Embora a visão agostiniana seja excessivamente alegórica para nossa leitura reformada, ela faz chegar até nós a compreensão dos pais da igreja sobre o Sermão do Monte.
Do que vimos até aqui, fica claro que o Sermão do Monte fala de qualidades, características dos discípulos de Cristo. E o texto de Galátas 5:22 e 23 sintetiza a mesma preocupação.
Mas o fruto do Espírito é: amor, gozo, paz, longanimidade, benignidade, bondade, fé, mansidão, temperança. Contra estas coisas não há lei.
Fala do fruto de uma árvore saudável. E descreve apenas um fruto, porque a idéia aqui é a de uma corrente, que só existe através de elos entrelaçados. Se apenas um elo for frágil, toda a corrente será frágil.
Essas nove virtudes, podem ser catalogadas, em:
(1) Hábitos mentais - amor, alegria, paz -, que inspiram o discípulo ao amor a Deus e às pessoas, geram profundo regozijo de coração, que nenhuma obra da carne pode produzir, e criam um sentido de harmonia no que se refere a Deus e à pessoas.
(2) Qualidades sociais - longanimidade, benignidade, bondade -, que nos levam a paciência, diante de injúrias e perseguições, nos dão uma disposição bondosa em relação ao próximo e nos dirigem à beneficência ativa.
(3) Princípios gerais de conduta - fidelidade, mansidão, domínio próprio -, que traduzem posturas de comportamento, ou seja, ser dignos de confiança, não defender com unhas e dentes os próprios interesses e ter sob controle desejos e paixões.

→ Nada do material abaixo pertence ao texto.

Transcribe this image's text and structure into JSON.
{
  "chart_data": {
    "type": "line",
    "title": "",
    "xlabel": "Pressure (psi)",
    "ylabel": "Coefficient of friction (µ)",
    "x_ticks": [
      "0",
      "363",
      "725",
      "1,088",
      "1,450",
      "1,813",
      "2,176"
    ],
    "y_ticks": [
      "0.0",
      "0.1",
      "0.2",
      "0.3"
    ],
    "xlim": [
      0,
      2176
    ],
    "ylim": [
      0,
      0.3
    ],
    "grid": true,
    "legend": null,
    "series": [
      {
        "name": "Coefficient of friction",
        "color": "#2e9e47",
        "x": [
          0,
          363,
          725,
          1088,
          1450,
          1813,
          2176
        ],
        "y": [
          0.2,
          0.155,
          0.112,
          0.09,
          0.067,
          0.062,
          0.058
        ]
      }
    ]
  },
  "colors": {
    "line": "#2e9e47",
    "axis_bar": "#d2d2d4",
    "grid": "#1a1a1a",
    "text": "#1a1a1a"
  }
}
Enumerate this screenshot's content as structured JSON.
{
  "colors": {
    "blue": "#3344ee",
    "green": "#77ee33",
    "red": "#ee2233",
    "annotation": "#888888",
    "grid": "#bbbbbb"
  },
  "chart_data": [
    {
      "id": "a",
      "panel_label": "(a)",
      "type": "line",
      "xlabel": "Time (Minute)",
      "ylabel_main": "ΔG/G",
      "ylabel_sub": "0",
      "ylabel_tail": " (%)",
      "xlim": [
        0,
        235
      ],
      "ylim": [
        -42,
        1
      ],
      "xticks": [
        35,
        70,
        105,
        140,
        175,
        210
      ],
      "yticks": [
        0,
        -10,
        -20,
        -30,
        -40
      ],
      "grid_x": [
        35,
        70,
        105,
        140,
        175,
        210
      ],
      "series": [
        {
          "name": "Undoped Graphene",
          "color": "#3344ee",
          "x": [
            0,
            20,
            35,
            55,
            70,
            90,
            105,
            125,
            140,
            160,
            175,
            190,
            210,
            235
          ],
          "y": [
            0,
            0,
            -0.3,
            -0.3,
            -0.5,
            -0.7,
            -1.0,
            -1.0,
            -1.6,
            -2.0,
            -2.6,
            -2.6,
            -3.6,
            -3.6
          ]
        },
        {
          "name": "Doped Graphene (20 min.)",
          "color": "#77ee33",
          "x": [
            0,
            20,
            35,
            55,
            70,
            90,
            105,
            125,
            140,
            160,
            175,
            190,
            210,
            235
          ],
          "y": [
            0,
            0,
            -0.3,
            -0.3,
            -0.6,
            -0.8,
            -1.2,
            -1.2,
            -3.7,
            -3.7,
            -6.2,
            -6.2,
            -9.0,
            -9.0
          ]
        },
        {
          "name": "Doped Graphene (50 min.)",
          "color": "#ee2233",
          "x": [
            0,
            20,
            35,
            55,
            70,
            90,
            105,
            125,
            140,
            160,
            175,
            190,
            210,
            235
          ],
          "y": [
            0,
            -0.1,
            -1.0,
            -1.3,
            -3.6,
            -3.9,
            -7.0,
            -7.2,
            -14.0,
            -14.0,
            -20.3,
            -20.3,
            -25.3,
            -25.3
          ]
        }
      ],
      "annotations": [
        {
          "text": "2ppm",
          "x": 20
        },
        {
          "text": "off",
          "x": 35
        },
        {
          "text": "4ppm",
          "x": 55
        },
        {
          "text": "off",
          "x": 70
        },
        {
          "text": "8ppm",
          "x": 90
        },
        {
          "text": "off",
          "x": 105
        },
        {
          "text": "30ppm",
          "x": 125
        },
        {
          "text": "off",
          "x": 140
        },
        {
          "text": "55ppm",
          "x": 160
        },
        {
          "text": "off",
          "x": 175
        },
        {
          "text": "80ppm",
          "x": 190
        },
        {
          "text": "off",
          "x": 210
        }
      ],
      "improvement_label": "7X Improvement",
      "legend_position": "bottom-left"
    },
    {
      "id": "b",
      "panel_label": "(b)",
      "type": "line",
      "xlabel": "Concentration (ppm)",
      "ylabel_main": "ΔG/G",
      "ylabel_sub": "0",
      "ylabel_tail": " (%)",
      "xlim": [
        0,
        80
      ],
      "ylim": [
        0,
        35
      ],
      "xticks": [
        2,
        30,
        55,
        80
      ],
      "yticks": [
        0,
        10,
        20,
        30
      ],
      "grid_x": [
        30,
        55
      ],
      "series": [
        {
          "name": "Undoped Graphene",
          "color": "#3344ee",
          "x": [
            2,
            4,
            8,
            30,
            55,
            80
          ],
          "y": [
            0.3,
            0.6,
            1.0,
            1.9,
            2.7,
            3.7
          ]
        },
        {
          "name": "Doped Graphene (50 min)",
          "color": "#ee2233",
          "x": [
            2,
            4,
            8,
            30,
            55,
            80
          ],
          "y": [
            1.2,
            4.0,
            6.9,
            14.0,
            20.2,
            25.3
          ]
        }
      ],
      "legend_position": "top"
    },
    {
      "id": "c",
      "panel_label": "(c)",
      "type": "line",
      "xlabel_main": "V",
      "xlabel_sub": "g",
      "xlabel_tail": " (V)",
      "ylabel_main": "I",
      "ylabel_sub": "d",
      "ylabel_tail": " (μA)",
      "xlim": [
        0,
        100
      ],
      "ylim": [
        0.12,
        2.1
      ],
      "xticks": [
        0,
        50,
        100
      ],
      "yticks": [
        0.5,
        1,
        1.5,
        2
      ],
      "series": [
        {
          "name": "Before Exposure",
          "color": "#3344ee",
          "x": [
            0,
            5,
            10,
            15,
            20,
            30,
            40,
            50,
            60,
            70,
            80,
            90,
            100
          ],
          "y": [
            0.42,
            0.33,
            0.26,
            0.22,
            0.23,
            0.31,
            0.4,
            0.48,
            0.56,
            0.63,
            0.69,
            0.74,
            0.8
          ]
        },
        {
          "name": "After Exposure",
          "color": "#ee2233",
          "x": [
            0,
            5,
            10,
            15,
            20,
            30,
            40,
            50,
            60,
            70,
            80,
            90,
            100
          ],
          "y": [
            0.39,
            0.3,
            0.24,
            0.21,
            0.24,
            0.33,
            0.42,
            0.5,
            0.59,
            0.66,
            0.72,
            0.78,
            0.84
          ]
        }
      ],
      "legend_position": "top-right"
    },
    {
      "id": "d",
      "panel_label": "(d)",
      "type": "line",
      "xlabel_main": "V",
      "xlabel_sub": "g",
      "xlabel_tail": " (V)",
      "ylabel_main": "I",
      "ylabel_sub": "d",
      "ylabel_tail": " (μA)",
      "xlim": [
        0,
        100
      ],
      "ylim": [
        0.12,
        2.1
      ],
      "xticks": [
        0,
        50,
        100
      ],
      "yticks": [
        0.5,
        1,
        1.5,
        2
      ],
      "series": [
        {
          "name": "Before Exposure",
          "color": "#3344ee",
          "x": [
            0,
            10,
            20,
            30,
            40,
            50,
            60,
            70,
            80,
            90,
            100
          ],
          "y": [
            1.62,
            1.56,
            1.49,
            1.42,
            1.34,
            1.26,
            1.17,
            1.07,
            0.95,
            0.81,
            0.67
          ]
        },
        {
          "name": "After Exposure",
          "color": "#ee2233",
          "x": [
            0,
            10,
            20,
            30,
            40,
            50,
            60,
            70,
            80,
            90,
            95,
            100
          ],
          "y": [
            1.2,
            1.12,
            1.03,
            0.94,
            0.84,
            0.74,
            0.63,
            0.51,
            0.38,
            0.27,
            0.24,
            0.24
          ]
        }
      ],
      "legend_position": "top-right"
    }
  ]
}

Voltando ao Sermão do Monte, encontramos em Mateus 5.20, que se a nossa justiça não for além a dos escribas e fariseus, não entraremos no Reino dos céus.
Esta declaração, que é uma ordem para todos os discípulos, une numa corrente de ouro, os dois textos estudados. E por que Jesus apresenta os escribas e fariseus como maus exemplos?
Os escribas e fariseus viviam uma religiosidade formal, de aparência, sem transformação real de vida, sem conversão. Nesse sentido, o cristão deve exceder esse padrão, ir além, mudar em essência, ter um coração de carne.
Segundo John Stott (1921-2011), teólogo e evangelista inglês, a grandeza do Reino não é apenas avaliada pela justiça que se conforma à lei, porque a entrada no Reino torna-se impossível se não houver um comportamento que vá além da própria lei.
Aliás, o apóstolo Paulo em Gálatas 5:23 é radicalmente claro, ao dizer que contra as virtudes expressas no fruto do Espírito não existe lei. Os escribas e fariseus diziam que a lei tinha 248 mandamentos e 365 proibições, e concordavam que era impossível cumprir tudo. Como então exceder os rabinos? Simplesmente porque não estamos limitados à lei de Moisés, mas à lei do Espírito. A justiça do cristão excede porque é uma justiça que nasce do coração regenerado, é interna e tem como fonte o Espírito de Deus que habita em nós. É fruto do Espírito.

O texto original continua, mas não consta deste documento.